After years of waiting, Democrats have finally advanced early voting and other election reforms in the state Legislature.
With majority control of the state Assembly and Senate, Democrats passed seven bills to bolster New York's election system. The legislative package includes a nine-day early voting period before Election Day, consolidating the federal, state and local primaries, and placing a cap on donations from limited liability corporations to candidates.
Democrats have long pushed for many of the reforms. Before this year, Republicans controlled the state Senate. The bills received support in the Assembly, where Democrats hold the majority. But the legislation didn't advance in the GOP-led Senate.
That changed this year. Democrats now hold a majority of seats in the Senate and made election reform a top priority. Legislative leaders announced last week that the package would be voted on Monday.
All of the proposals received bipartisan support. A constitutional amendment to allow for no-excuse absentee voting passed by a 56-5 vote in the state Senate. A separate bill that would amend the constitution to allow same-day voter registration passed by a 44-17 margin. Both measures will need to be approved the state Legislature in 2020 or 2021 before it's considered by voters.
Other bills approved by the state Legislature include preregistering 16- and 17-year-olds when they apply for a permit or license at the state Department of Motor Vehicles and allowing New Yorkers to transfer registration if they move within the state.
Democrats hailed the passage of the bills. Senate Majority Leader Andrea Stewart-Cousins joked at the beginning of a press conference Monday afternoon that they were there to "urge our Republican colleagues to take up our bills" — an acknowledgment of the conference's past struggles in advancing election reform proposals.
Stewart-Cousins noted that other states already have early voting and allow same-day voter registration.
"It's time for New York to catch up so that we can actually lead," she said.
Advocates praised the quick action on the electoral reform package. A coalition of activists joined Democrats for the press conference.
Susan Lerner, executive director of Common Cause/NY and a founding member of the Let NY Vote coalition that pushed for early voting and other bills, called the reforms long overdue.

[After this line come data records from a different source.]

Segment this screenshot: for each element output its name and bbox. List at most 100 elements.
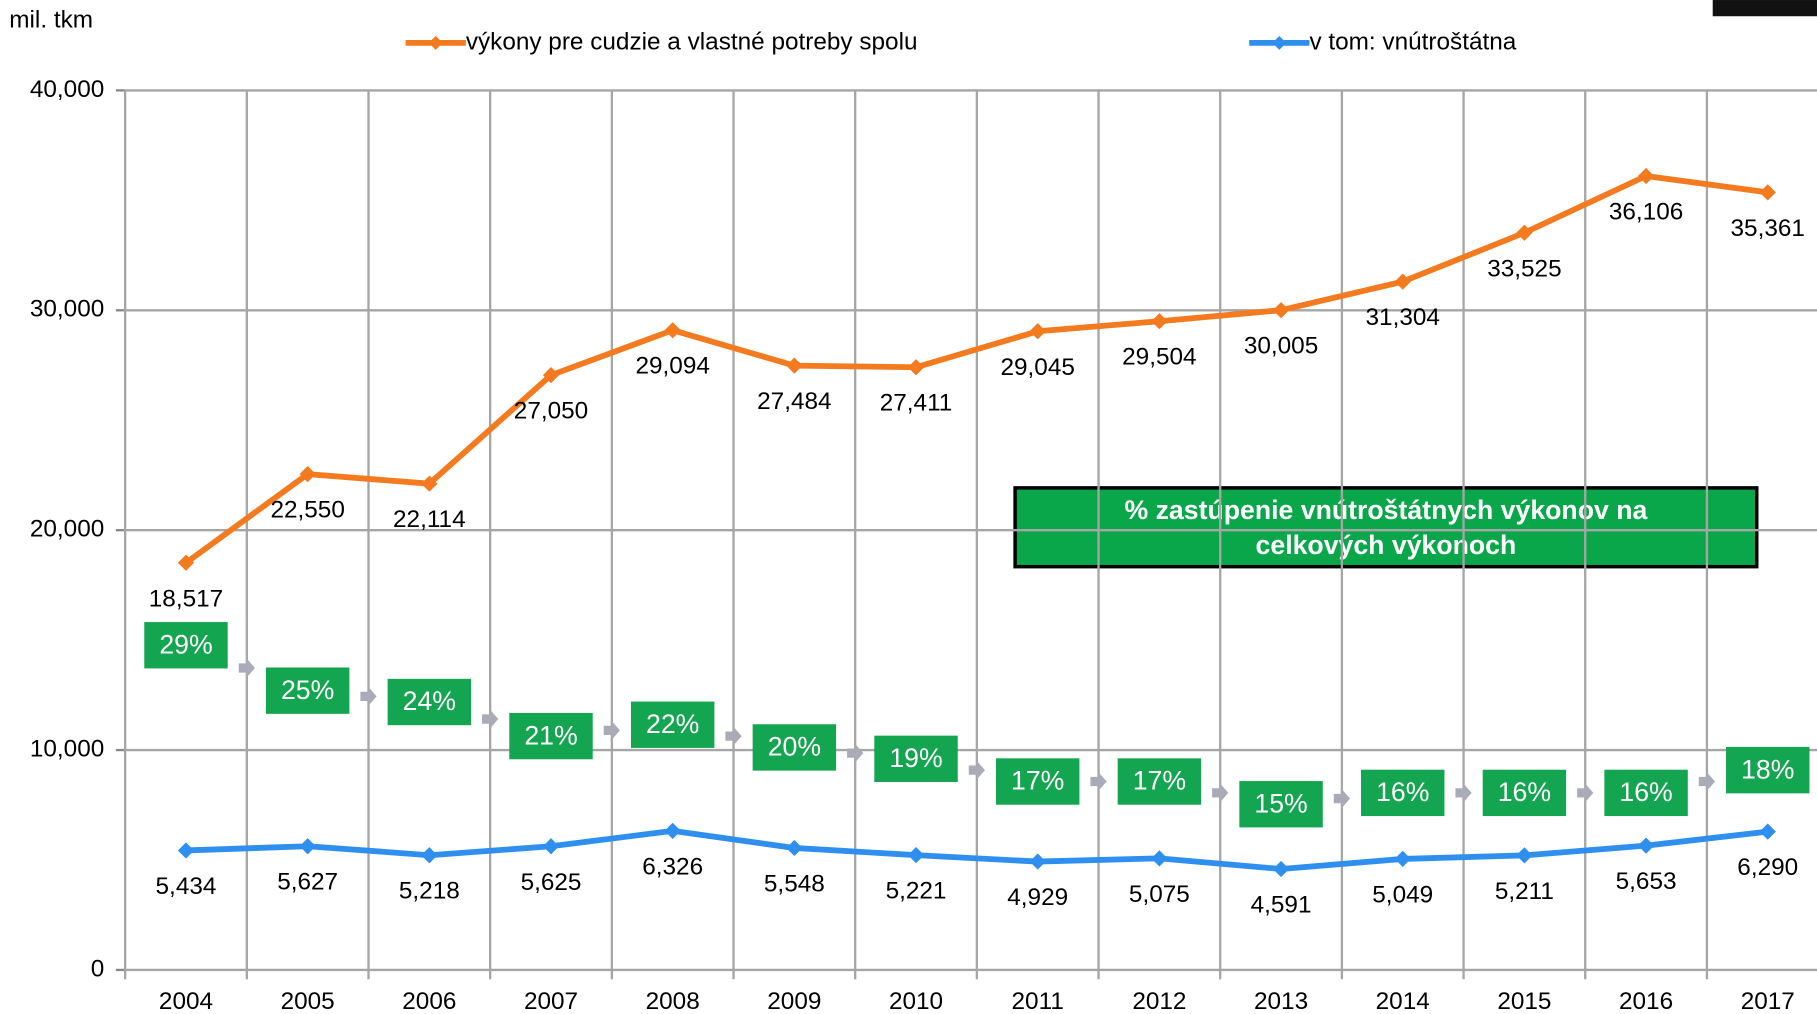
point — [786, 839, 803, 857]
point — [421, 847, 438, 864]
share-box — [1361, 769, 1445, 817]
share-box — [630, 701, 715, 748]
x-tick-label: 2008 — [646, 988, 700, 1014]
share-box — [1239, 781, 1323, 828]
point — [907, 847, 925, 864]
share-arrow — [238, 658, 255, 678]
y-tick-label: 0 — [91, 955, 105, 982]
share-arrow — [603, 721, 620, 740]
data-label: 22,550 — [270, 497, 344, 524]
point — [1637, 837, 1655, 854]
x-tick-label: 2011 — [1012, 988, 1064, 1014]
legend-label: v tom: vnútroštátna — [1309, 28, 1516, 55]
data-label: 22,114 — [393, 506, 466, 533]
share-arrow — [1698, 772, 1716, 791]
share-box — [1604, 769, 1688, 817]
point — [177, 842, 195, 859]
share-label: 22% — [646, 709, 699, 739]
data-label: 29,504 — [1122, 344, 1196, 371]
data-label: 6,290 — [1737, 854, 1798, 881]
share-arrow — [847, 743, 864, 763]
share-box — [1726, 746, 1810, 794]
series-line — [184, 173, 1769, 566]
share-label: 16% — [1498, 777, 1551, 807]
share-label: 24% — [403, 686, 456, 716]
point — [1272, 302, 1290, 319]
x-tick-label: 2015 — [1497, 988, 1551, 1014]
legend-label: výkony pre cudzie a vlastné potreby spol… — [466, 28, 918, 55]
share-box — [1117, 758, 1202, 805]
data-label: 5,548 — [764, 870, 825, 897]
data-label: 5,211 — [1495, 878, 1554, 905]
x-tick-label: 2010 — [889, 988, 943, 1014]
x-tick-label: 2013 — [1254, 988, 1308, 1014]
share-arrow — [482, 709, 499, 729]
share-arrow — [1212, 783, 1229, 803]
data-label: 5,627 — [277, 869, 338, 896]
x-tick-label: 2016 — [1619, 988, 1673, 1014]
data-label: 5,049 — [1372, 881, 1433, 908]
data-label: 5,221 — [886, 878, 947, 905]
x-tick-label: 2005 — [281, 988, 335, 1014]
y-tick-label: 10,000 — [30, 735, 104, 762]
share-label: 17% — [1011, 766, 1064, 796]
share-box — [144, 622, 228, 669]
annotation-box — [1013, 486, 1759, 569]
y-tick-label: 20,000 — [30, 516, 104, 543]
share-box — [1482, 769, 1567, 817]
x-tick-label: 2014 — [1376, 988, 1430, 1014]
share-box — [752, 724, 837, 771]
share-label: 19% — [889, 743, 942, 773]
point — [664, 822, 681, 839]
data-label: 4,929 — [1007, 884, 1068, 911]
data-label: 36,106 — [1609, 199, 1683, 226]
point — [542, 838, 560, 855]
share-arrow — [360, 687, 377, 706]
share-arrow — [725, 726, 742, 746]
point — [1394, 273, 1411, 290]
point — [1151, 313, 1168, 330]
data-label: 5,653 — [1616, 868, 1677, 895]
share-box — [509, 712, 593, 760]
corner-image — [1712, 0, 1817, 17]
share-label: 17% — [1133, 766, 1186, 796]
x-tick-label: 2007 — [524, 988, 578, 1014]
data-label: 27,050 — [514, 398, 588, 425]
share-label: 15% — [1254, 788, 1307, 818]
share-label: 21% — [524, 720, 577, 750]
point — [1029, 853, 1046, 870]
data-label: 6,326 — [642, 853, 703, 880]
point — [907, 359, 925, 376]
share-arrow — [1333, 789, 1351, 808]
point — [1516, 847, 1533, 864]
data-label: 30,005 — [1244, 333, 1318, 360]
point — [299, 838, 316, 855]
point — [1759, 823, 1776, 840]
point — [542, 367, 560, 384]
annotation: % zastúpenie vnútroštátnych výkonov na c… — [1124, 494, 1648, 560]
share-box — [874, 735, 958, 782]
point — [786, 357, 803, 374]
point — [1394, 850, 1411, 868]
share-box — [265, 667, 350, 714]
x-tick-label: 2009 — [767, 988, 821, 1014]
y-axis-title: mil. tkm — [9, 6, 93, 33]
x-tick-label: 2006 — [402, 988, 456, 1014]
data-label: 5,075 — [1129, 881, 1190, 908]
data-label: 5,625 — [521, 869, 582, 896]
share-arrow — [1090, 772, 1107, 791]
share-label: 25% — [281, 675, 334, 705]
series-line — [185, 827, 1769, 872]
x-tick-label: 2012 — [1132, 988, 1186, 1014]
data-label: 29,094 — [635, 353, 709, 380]
y-tick-label: 40,000 — [30, 76, 104, 103]
point — [1637, 167, 1655, 185]
share-arrow — [1455, 783, 1472, 803]
share-arrow — [968, 760, 985, 780]
point — [1272, 860, 1290, 878]
annotation-text: % zastúpenie vnútroštátnych výkonov na c… — [1124, 494, 1648, 560]
data-label: 5,218 — [399, 878, 460, 905]
legend-marker — [428, 35, 443, 50]
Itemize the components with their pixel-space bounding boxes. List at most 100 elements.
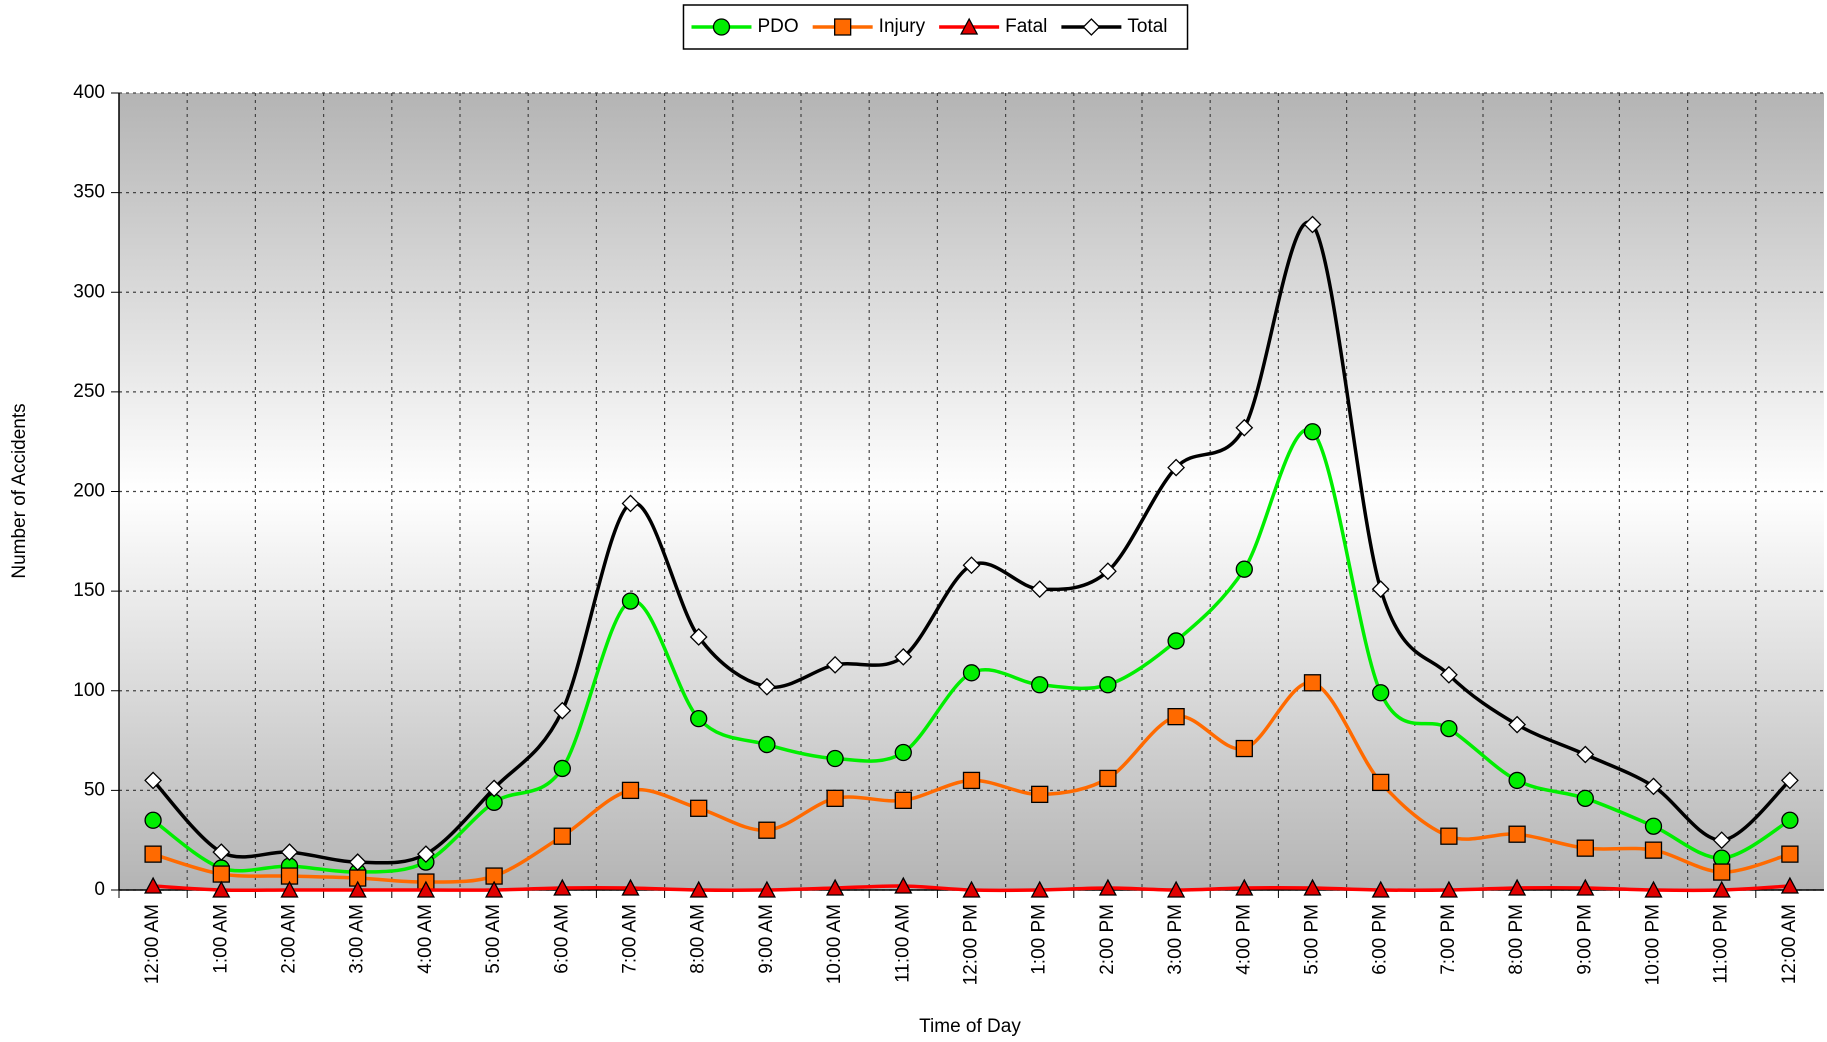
point xyxy=(1030,580,1049,599)
point xyxy=(757,677,776,696)
y-tick-label: 200 xyxy=(73,481,105,502)
legend-label: Injury xyxy=(879,16,926,37)
series xyxy=(144,876,1799,898)
point xyxy=(1712,880,1731,898)
point xyxy=(144,876,163,894)
point xyxy=(1371,580,1390,599)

"For years, New Yorkers have been demanding efficient, equitable and accessible elections and, finally, on the first full day of the legislative session both the Assembly and the new Senate majority, responded with a robust package of voting reforms, making clear their commitment to democracy," Lerner said.
While there was some Republican support, other GOP senators opposed all or most of the bills. State Sen. Cathy Young, a Southern Tier Republican, spoke out against the measures. She repeatedly mentioned the costs of implementing early voting and other reforms, and the unfunded mandates passed down to local governments.
Young raised many questions about the cost of adopting early voting. Democrats estimated the cost to be $10 million, but Young cited other estimates that suggested the price tag was closer to $30 million.
She also criticized the speed at which Democrats advanced early voting and other election proposals.
"This is just being rushed through and it's really truly a problem for the people of this state," she said. "We don't know how much money will be allocated in the budget to cover these significant costs."
Earlier in the day, Stewart-Cousins said Gov. Andrew Cuomo will have millions in his budget proposal to help counties implement early voting and other election reforms.
The voting reforms are part of Cuomo's 2019 agenda. He also wants to make Election Day a state holiday, which wasn't part of the package passed by the state Legislature.
Other reforms he supports include banning corporate contributions to campaigns and expanding voting hours for primary elections in upstate New York.
Cuomo will outline his full agenda Tuesday. He will deliver his executive budget presentation in Albany.